Great idea – ask for a review in the yearly Christmas card to clients.

Last up before Q&A is Kenny Hyder, Founder, Hyder Media.  He’s rocking Pubcon casual, I love that about this conference!

Kenny is going to talk about Nationwide/Large Scale Local SEO.  He’s thinking about a national brand with brick and mortars all over the country.  Regardless of size, giant or small, if it’s not optimized well, you’re not going to rank well.

Architecture is very important when you’re working on a large scale.  Biggest issue with large sites is architecture.  Keep it simple with a large site and make sure it makes sense

Pay attention to url structure, make sure it reflects your path, much like breadcrumb navigation.  Don’t use sub domains, don’t use index.php on the end of your urls, its unnecessary.

don’t put keywords in your urls if you’re a huge site, specifically if you’re in a highly competitive scrutinized niche like weight loss and payday loans.  People aren’t searching for keywords, they’re searching for locations, use the town in the url, not the keyword phrase.

Don’t make the site function with a lot of javascript, use a simple, easy to crawl and navigate architecture.  You can use features that use java, but don’t use them instead of solid simple architecture.

Kenny has some great slides with how to structure and flesh out content for your pages.  This is great info, but really complicated to write about.  Here’s a pic of his slide:

DON’T use a picture of a map, use an interactive map that can be zoomed in and out, etc.

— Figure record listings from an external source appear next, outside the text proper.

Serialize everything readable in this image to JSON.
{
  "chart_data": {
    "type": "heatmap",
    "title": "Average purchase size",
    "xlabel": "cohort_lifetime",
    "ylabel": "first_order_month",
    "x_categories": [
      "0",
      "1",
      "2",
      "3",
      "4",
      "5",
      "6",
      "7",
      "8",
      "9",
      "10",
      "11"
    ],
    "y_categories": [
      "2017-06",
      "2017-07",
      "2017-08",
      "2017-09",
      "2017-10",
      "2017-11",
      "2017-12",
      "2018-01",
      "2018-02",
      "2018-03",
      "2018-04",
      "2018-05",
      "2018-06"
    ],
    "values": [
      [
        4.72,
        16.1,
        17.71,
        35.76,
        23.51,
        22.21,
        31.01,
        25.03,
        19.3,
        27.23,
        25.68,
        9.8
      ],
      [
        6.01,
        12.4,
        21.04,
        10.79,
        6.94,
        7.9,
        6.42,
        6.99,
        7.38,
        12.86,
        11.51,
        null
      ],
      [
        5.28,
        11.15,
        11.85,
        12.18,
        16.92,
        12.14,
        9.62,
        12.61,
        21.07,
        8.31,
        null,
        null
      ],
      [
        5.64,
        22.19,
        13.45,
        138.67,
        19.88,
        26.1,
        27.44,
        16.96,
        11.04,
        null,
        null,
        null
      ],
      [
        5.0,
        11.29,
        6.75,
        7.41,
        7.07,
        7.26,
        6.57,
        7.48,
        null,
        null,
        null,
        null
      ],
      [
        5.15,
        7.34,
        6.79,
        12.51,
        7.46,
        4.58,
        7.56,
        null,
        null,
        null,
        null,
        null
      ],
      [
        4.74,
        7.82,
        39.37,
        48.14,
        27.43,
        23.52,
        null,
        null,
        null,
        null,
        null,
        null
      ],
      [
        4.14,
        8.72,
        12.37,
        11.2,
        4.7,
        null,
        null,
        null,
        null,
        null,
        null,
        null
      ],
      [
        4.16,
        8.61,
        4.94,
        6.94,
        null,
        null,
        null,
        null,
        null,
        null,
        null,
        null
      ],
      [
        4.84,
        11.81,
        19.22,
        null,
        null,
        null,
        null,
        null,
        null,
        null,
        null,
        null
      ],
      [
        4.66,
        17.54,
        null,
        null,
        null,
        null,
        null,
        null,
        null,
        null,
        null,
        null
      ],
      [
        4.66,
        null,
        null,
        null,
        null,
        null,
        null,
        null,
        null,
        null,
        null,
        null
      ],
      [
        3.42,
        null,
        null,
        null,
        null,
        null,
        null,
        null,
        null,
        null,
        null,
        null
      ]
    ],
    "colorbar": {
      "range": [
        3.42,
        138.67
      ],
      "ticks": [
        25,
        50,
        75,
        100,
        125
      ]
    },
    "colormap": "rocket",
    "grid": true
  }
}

Don’t refer people to other map sites from your own site.

Look for location long tail keywords, you cant daisy wheel the state/city name into the same keyword phrase over and over again.  Keywords change from location to location.

City specific directories can be huge compared to national sites when it comes to authority.  You may deal in nationwide, but you need to look at your markets individually.  Start with your most important cities.

Go mobile, your sites load slowly in a mobile phone, use an optimized mobiles ite to be the winner.